I just turned 30. How do I keep on staying cool without looking like an old guy who's trying to stay cool?

Thanks,

Grant
Indy, IN

You might want to know this much about me: I'm a 35-year-old who, the last time he made a conscious effort to be cool, ended up buying a pair of black slacks at H&M that were just perfect for a wild-and-crazy night of catering. And it has always been thus with me. On the other hand, I've never been a mustachioed hipster wearing a T-shirt with the Yoo-hoo logo on it for some reason, so I'm fortunate for that.

If by "cool" you're referring to some sort of constellation of wardrobe, body modification, and iTunes library that approximates what someone eight years younger than you has, you don't stay cool. I mean, you can sort of pantomime it for a while, and since you've just turned 30 it wouldn't be so difficult for you. But this kind of cool shifts quickly, and assuming you're a typical 30-year-old who now has obligations beyond smuggling peyote into your dorm room, it's going to move faster than you. Maybe not much faster, at first, but coolness requires precision—either you're on top of it or you aren't. And at this point you probably have little time to figure out what the official position on the Yeah Yeah Yeahs sucking is. If you do have the time, you probably won't for much longer.

Some people manage to replace cool with the confidence that comes from experience and accomplishment, and, increasingly, the people in your life will start to value those things more as they themselves move on from their 20s. Coolness was a placeholder, something they leaned on as they assembled themselves. I'm not suggesting you undergo some sort of instantaneous transformation into "maturity" involving a fanny pack and a Land's End catalog—30 is still quite young, you know—but I think you need to at least begin shedding the skin of your 20s. Hang on at your peril. There's a 40-year-old out there who still wears shirts that allow him to show off his barbed-wire-armband ink. Don't become him.

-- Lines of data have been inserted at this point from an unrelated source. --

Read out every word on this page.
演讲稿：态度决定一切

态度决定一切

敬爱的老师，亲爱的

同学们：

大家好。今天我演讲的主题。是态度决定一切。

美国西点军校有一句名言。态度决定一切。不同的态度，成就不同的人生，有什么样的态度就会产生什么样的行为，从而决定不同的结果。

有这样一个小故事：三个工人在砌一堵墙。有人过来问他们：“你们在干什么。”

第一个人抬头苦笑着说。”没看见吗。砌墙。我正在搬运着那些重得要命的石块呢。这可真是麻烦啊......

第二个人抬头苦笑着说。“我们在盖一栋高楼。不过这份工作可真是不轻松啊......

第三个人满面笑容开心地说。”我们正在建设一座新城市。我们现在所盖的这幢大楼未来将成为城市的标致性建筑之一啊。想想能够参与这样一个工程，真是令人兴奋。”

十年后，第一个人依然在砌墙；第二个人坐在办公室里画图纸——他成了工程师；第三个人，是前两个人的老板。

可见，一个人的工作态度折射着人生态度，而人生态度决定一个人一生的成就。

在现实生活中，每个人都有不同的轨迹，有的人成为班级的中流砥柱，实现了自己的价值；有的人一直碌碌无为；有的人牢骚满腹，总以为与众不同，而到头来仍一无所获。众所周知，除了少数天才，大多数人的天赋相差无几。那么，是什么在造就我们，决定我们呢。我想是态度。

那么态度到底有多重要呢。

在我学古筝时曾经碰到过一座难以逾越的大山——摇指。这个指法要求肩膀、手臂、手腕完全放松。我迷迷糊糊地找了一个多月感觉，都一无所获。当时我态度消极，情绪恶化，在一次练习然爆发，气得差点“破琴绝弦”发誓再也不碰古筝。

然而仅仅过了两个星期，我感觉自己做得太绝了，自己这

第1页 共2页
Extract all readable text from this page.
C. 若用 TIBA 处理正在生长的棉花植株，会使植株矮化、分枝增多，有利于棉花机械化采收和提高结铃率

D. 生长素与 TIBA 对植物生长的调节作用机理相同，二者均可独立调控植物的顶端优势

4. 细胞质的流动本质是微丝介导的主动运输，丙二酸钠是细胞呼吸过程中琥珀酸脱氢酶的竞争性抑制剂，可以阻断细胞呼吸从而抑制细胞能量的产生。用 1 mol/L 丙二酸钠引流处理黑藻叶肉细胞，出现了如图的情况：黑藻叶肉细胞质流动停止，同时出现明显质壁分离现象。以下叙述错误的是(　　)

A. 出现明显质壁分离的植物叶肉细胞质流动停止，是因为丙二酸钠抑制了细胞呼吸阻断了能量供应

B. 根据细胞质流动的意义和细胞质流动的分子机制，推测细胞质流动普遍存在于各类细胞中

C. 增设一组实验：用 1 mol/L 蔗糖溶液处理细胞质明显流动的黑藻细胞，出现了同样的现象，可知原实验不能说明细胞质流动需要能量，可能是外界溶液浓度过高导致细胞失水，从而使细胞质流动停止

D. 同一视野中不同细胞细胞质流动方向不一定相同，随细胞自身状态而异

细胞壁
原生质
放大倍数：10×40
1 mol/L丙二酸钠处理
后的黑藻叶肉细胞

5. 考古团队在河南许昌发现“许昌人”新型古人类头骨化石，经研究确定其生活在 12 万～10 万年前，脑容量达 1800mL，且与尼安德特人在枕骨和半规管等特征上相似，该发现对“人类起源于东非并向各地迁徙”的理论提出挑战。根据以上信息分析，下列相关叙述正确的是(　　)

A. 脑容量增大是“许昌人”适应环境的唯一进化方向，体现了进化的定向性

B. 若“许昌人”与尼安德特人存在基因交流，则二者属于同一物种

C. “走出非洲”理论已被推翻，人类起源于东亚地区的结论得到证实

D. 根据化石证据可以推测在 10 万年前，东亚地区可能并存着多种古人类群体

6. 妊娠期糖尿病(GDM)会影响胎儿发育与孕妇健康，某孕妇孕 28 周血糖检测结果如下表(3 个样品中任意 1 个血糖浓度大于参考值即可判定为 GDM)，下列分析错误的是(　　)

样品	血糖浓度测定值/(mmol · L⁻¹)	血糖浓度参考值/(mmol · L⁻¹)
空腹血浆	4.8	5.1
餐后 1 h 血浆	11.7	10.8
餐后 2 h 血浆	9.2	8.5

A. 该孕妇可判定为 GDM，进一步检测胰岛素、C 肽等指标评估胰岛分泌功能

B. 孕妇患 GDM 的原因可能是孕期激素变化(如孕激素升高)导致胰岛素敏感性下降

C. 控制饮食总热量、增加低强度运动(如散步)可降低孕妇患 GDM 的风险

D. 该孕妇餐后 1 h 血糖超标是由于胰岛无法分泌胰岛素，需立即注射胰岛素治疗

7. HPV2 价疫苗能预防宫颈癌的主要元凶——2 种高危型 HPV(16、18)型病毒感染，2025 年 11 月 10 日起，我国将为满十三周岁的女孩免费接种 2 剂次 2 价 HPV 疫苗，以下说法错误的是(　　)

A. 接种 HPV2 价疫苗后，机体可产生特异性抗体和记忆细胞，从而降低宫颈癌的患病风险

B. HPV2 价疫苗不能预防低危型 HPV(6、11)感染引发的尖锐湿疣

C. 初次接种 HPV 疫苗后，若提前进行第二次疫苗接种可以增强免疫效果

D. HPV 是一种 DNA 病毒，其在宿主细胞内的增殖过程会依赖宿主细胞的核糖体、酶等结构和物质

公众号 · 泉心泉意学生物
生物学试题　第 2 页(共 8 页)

But you could, you know, just be a guy who knows a lot about a lot, who's got some awesome stories because he's lived almost a decade beyond the campus quad, and who's shown some follow-through on the ambitions he spent so many years blabbing about in his 20s. You also could be in better shape than all the guys who bloated up in college, too. Not so "cool," but cool and durably so.

Look, no matter how I play with quotation marks, I suppose there's a part of me that still wants the girl in the fishbowl sunglasses and Ramones T-shirt she got from an eBay vendor to invite me to a roof-deck party where a DJ is remixing music that I never heard originally, if for no other reason than it would somehow signify that the faint bags I'm beginning to notice under my eyes even after a good night's sleep are imaginary. But they aren't.